Thursday, June 25, 2009

Observations

This blog began as a way for me to chronicle becoming vegetarian. Not knowing what to expect, or for that matter even how long it might last, I experienced each new day as a child might: in a state of wide-eyed discovery, excited by new experiences, cuisines and flavors. Now, nearly seven months later my "experiment" has become a second nature way of life. Discoveries continue, however, and experiences and observations continue to excite.
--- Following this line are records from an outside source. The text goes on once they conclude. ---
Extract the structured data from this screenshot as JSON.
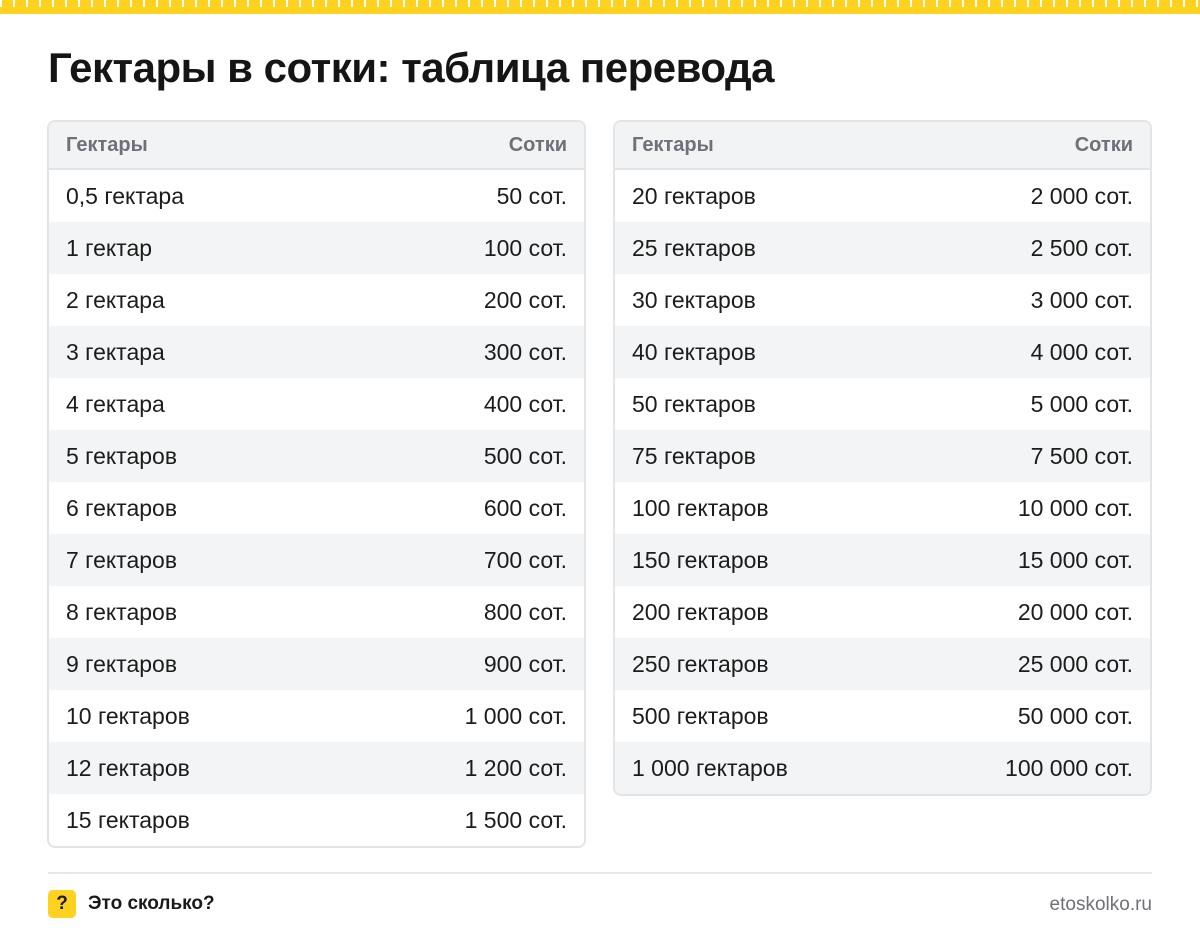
{
  "title": "Гектары в сотки: таблица перевода",
  "table_left": {
    "headers": [
      "Гектары",
      "Сотки"
    ],
    "rows": [
      [
        "0,5 гектара",
        "50 сот."
      ],
      [
        "1 гектар",
        "100 сот."
      ],
      [
        "2 гектара",
        "200 сот."
      ],
      [
        "3 гектара",
        "300 сот."
      ],
      [
        "4 гектара",
        "400 сот."
      ],
      [
        "5 гектаров",
        "500 сот."
      ],
      [
        "6 гектаров",
        "600 сот."
      ],
      [
        "7 гектаров",
        "700 сот."
      ],
      [
        "8 гектаров",
        "800 сот."
      ],
      [
        "9 гектаров",
        "900 сот."
      ],
      [
        "10 гектаров",
        "1 000 сот."
      ],
      [
        "12 гектаров",
        "1 200 сот."
      ],
      [
        "15 гектаров",
        "1 500 сот."
      ]
    ]
  },
  "table_right": {
    "headers": [
      "Гектары",
      "Сотки"
    ],
    "rows": [
      [
        "20 гектаров",
        "2 000 сот."
      ],
      [
        "25 гектаров",
        "2 500 сот."
      ],
      [
        "30 гектаров",
        "3 000 сот."
      ],
      [
        "40 гектаров",
        "4 000 сот."
      ],
      [
        "50 гектаров",
        "5 000 сот."
      ],
      [
        "75 гектаров",
        "7 500 сот."
      ],
      [
        "100 гектаров",
        "10 000 сот."
      ],
      [
        "150 гектаров",
        "15 000 сот."
      ],
      [
        "200 гектаров",
        "20 000 сот."
      ],
      [
        "250 гектаров",
        "25 000 сот."
      ],
      [
        "500 гектаров",
        "50 000 сот."
      ],
      [
        "1 000 гектаров",
        "100 000 сот."
      ]
    ]
  },
  "footer": {
    "logo_glyph": "?",
    "brand": "Это сколько?",
    "site": "etoskolko.ru"
  },
  "colors": {
    "accent": "#ffd21f",
    "header_bg": "#f2f3f4",
    "header_text": "#6d7178",
    "stripe": "#f3f4f5",
    "border": "#e3e4e6"
  },
  "icons": {
    "ruler": "ruler-decoration",
    "logo": "question-mark-logo"
  }
}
What follows are my observations after seven months of eschewing all meat, including chicken, fish and shell fish, with consumption of dairy and eggs very limited:

  • Less joint pain. MUCH less! The chronic inflammation in my knees has completely disappeared.
  • Happier, more peaceful outlook. Sounds weird, I know, but my moods seem to be steadier. I even experienced less SAD this winter despite long bouts of rain and gray skies.
  • Less hot flashes, increased libido. Yippee.
  • Curling hair - I kid you not! - with much less graying. Sounds ridiculous, but I swear to you within the last six months my stick straight hair has gotten progressively more wavy, what I'd now call nearly curly, and noticeably less gray. This is huge, people. I have been coloring my hair so long I have no clue what it would be in it's natural state anymore. What I do know is that for the last few years my roots have been coming in WHITE. Rather than dark roots sending me to the salon, it was a silver beanie. Even my hairdresser has noticed the lack of roots lately. Hmmmm. And the curls! My trademark straight bob no longer works for me, I got tired of struggling against the curls.
  • Weight gain. Sad but true. I have put on, despite efforts not to, about 6 or 7 pounds, which works out to about a pound a month. The good news is the pound a month actually glommed on more or less at once early on and hasn't continued accruing. The bad news is I find it nearly impossible to budge it and am working instead not to add to it. Sigh.
All in all, what began as an experiment has been, for me, such a fun and positive awakening, I can't imagine ever going back to my old way of eating. Sometimes I think I should learn to include at least shrimp, so going out to dinner, etc., would be easier - mostly for my dining companions. I tell myself I can have anything I want, therefore removing labels and expectations I feel I have to live up to. It isn't a matter of CAN'T eat meat, it is choosing not to. My decision to adopt a vegetarian diet had more to do with tastes changing than health, ethical or lifestyle reasons, though the side effects have impacted my physical, mental and spiritual health in positive, sometimes surprising ways.

At 54 I have experienced enough of life's little ironies to adopt the mantra, "Never say never".

For the foreseeable future I remain ... happily vegetarian.